Take: void f(float *restrict a, float * restrict b, float * restrict c, float t) { int i = 0 ; a[i] = b[i]/t; a[i+1] = b[i+1]/t; a[i+2] = c[i]/t; a[i+3] = c[i+1]/t; } Right now we do SLP once (at -O3) and produce: f: dup v2.2s, v0.s[0] ldr d1, [x1] ldr d0, [x2] fdiv v1.2s, v1.2s, v2.2s fdiv v0.2s, v0.2s, v2.2s stp d1, d0, [x0] ret But it might be better do: f: dup v2.4s, v0.s[0] ldr d0, [x1] ldr d1, [x2] ins v0.2d[1], v1.2d[0] fdiv v0.4s, v0.4s, v2.4s str q0, [x0] ret Mainly because two div is usually not pipelined.

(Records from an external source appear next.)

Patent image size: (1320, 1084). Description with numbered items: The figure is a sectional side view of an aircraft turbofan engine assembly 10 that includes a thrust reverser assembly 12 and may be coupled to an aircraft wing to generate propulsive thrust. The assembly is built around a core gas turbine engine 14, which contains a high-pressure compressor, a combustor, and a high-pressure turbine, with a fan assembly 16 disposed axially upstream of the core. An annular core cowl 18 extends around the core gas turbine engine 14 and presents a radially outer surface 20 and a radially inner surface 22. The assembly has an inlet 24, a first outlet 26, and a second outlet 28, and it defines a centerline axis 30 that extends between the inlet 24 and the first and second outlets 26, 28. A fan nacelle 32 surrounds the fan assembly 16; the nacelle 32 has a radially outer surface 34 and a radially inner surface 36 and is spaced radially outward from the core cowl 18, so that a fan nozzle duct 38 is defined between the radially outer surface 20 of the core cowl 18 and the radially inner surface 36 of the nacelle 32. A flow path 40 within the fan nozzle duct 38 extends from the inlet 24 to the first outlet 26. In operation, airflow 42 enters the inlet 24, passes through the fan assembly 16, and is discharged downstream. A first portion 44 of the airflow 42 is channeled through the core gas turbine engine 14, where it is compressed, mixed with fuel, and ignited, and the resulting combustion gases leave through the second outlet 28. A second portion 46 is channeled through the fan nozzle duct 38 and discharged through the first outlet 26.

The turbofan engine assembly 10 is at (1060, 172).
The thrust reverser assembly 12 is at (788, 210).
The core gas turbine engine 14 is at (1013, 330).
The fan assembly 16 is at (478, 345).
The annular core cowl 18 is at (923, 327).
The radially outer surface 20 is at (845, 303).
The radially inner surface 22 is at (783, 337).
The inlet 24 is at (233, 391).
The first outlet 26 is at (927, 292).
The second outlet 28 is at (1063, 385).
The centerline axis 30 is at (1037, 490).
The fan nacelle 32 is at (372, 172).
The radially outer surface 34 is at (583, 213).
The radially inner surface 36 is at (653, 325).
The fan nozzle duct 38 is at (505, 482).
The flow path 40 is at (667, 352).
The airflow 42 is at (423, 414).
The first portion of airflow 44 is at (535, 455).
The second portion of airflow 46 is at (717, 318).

I think what is missing is merging of two "vectors", aka, permutations of different load chains: /* Grouped store or load. */ if (STMT_VINFO_GROUPED_ACCESS (vinfo_for_stmt (stmt))) { if (REFERENCE_CLASS_P (lhs)) { /* Store. */ ; } else { /* Load. */ first_load = GROUP_FIRST_ELEMENT (vinfo_for_stmt (stmt)); if (prev_first_load) { /* Check that there are no loads from different interleaving chains in the same node. */ if (prev_first_load != first_load) { if (dump_enabled_p ()) { dump_printf_loc (MSG_MISSED_OPTIMIZATION, vect_location, "Build SLP failed: different " "interleaving chains in one node "); dump_gimple_stmt (MSG_MISSED_OPTIMIZATION, TDF_SLIM, stmt, 0); } /* Mismatch. */ continue; this is because we do not have a suitable way to represent those at the moment. So we split the store group and get the two element vectorization. As we don't have a good intermediate representation for SLP at the moment we can't really perfomr post-detection "optimization" on the SLP tree. unified autovect to the rescue...